In the last article, I talked about how the realistic use of animations in MLB 2K12 makes the game take way too long to play. While the animations are pretty, after you see them once or twice it’s easy to realize that they don’t offer the player any lasting benefit. This time, I’m here to tell you that in another case, the lack of animation causes a serious usability problem in MLB 2K12.
When creating a player, there are all kinds of things you can customize – the equipment they use, what color socks they wear, and all manner of things about your pro-to-be’s body shape. As I was building the San Diego Padres’ next superstar closer, I was excited to see the detailed controls for customizing the player’s face – there are two two-dimensional sliders that you control with both of your controller’s thumbsticks. That’s a serious control for some seriously detailed customization. But take a look at what happens when you’re adjusting these sliders:
That’s right, every time you move one of the sliders, your player disappears until you stop. And since the controls here make only very fine adjustments to the player’s face, it’s really hard to tell if anything changed at all. In fact, it wasn’t until I took some screenshots of the video on my computer that I could identify that this part of the game wasn’t actually broken.
Animation is a great way to let your users know what is changing. The player creator in MLB 2K12 is a perfect example of when a simple animation could be massive in showing the difference between two states. When I make adjustments like this one, I want to know the results in real-time.
Thankfully, there are lots of other examples of create-a-player interfaces that get it right. Mass Effect 3’s “Commander Shepard creator” doesn’t offer quite the fine-grained control as MLB 2K12 – it uses a slider that only has a handful of different stops for different face types (aside: this might be an example of a poorly chosen control, because why would you use a slider here?) Check it out:
It’s not perfect, but with Mass Effect 3’s face customization feature it’s way easier to tell what is changing. Although to be fair, the changes in face shape are considerably more pronounced when there are only a few to choose from. A better comparison might be found in the following clip of EA’s Tiger Woods 2008 game (heads up I’m starting you in the middle of an EA-produced promo video for the game):
The Tiger Woods series has always had some of the best player customization features, and this is a great example of how to do it right. Showing the face morph as the sliders are modified is a huge help.
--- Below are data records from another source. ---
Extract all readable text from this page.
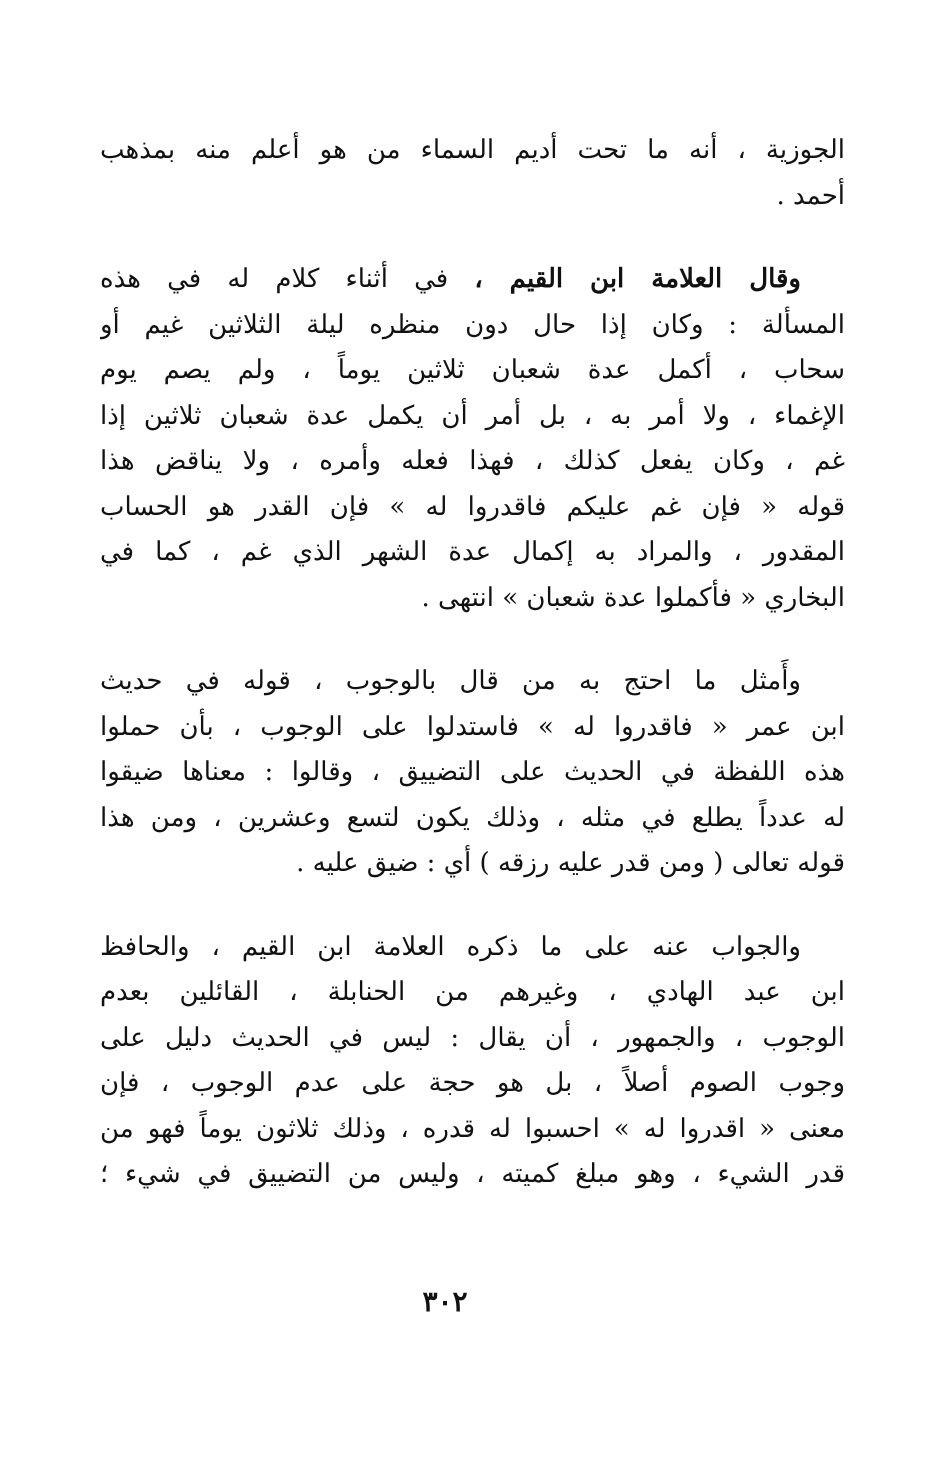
الجوزية ، أنه ما تحت أديم السماء من هو أعلم منه بمذهب
أحمد .
وقال العلامة ابن القيم ، في أثناء كلام له في هذه
المسألة : وكان إذا حال دون منظره ليلة الثلاثين غيم أو
سحاب ، أكمل عدة شعبان ثلاثين يوماً ، ولم يصم يوم
الإغماء ، ولا أمر به ، بل أمر أن يكمل عدة شعبان ثلاثين إذا
غم ، وكان يفعل كذلك ، فهذا فعله وأمره ، ولا يناقض هذا
قوله « فإن غم عليكم فاقدروا له » فإن القدر هو الحساب
المقدور ، والمراد به إكمال عدة الشهر الذي غم ، كما في
البخاري « فأكملوا عدة شعبان » انتهى .
وأَمثل ما احتج به من قال بالوجوب ، قوله في حديث
ابن عمر « فاقدروا له » فاستدلوا على الوجوب ، بأن حملوا
هذه اللفظة في الحديث على التضييق ، وقالوا : معناها ضيقوا
له عدداً يطلع في مثله ، وذلك يكون لتسع وعشرين ، ومن هذا
قوله تعالى ( ومن قدر عليه رزقه ) أي : ضيق عليه .
والجواب عنه على ما ذكره العلامة ابن القيم ، والحافظ
ابن عبد الهادي ، وغيرهم من الحنابلة ، القائلين بعدم
الوجوب ، والجمهور ، أن يقال : ليس في الحديث دليل على
وجوب الصوم أصلاً ، بل هو حجة على عدم الوجوب ، فإن
معنى « اقدروا له » احسبوا له قدره ، وذلك ثلاثون يوماً فهو من
قدر الشيء ، وهو مبلغ كميته ، وليس من التضييق في شيء ؛
٣٠٢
It makes face customization more of a “let me tweak this to get it perfect” and less of the guess-and-check “eh I’ll set it here and see what happens – nope, let me try again…”.
Finally, I’ll close with thatgamesux’s Golden Rule of Animation in User Interfaces (patent pending):
Animate things when you want to show the user how point A became point B. If the user notices the animation is happening, you’re not doing it fast enough.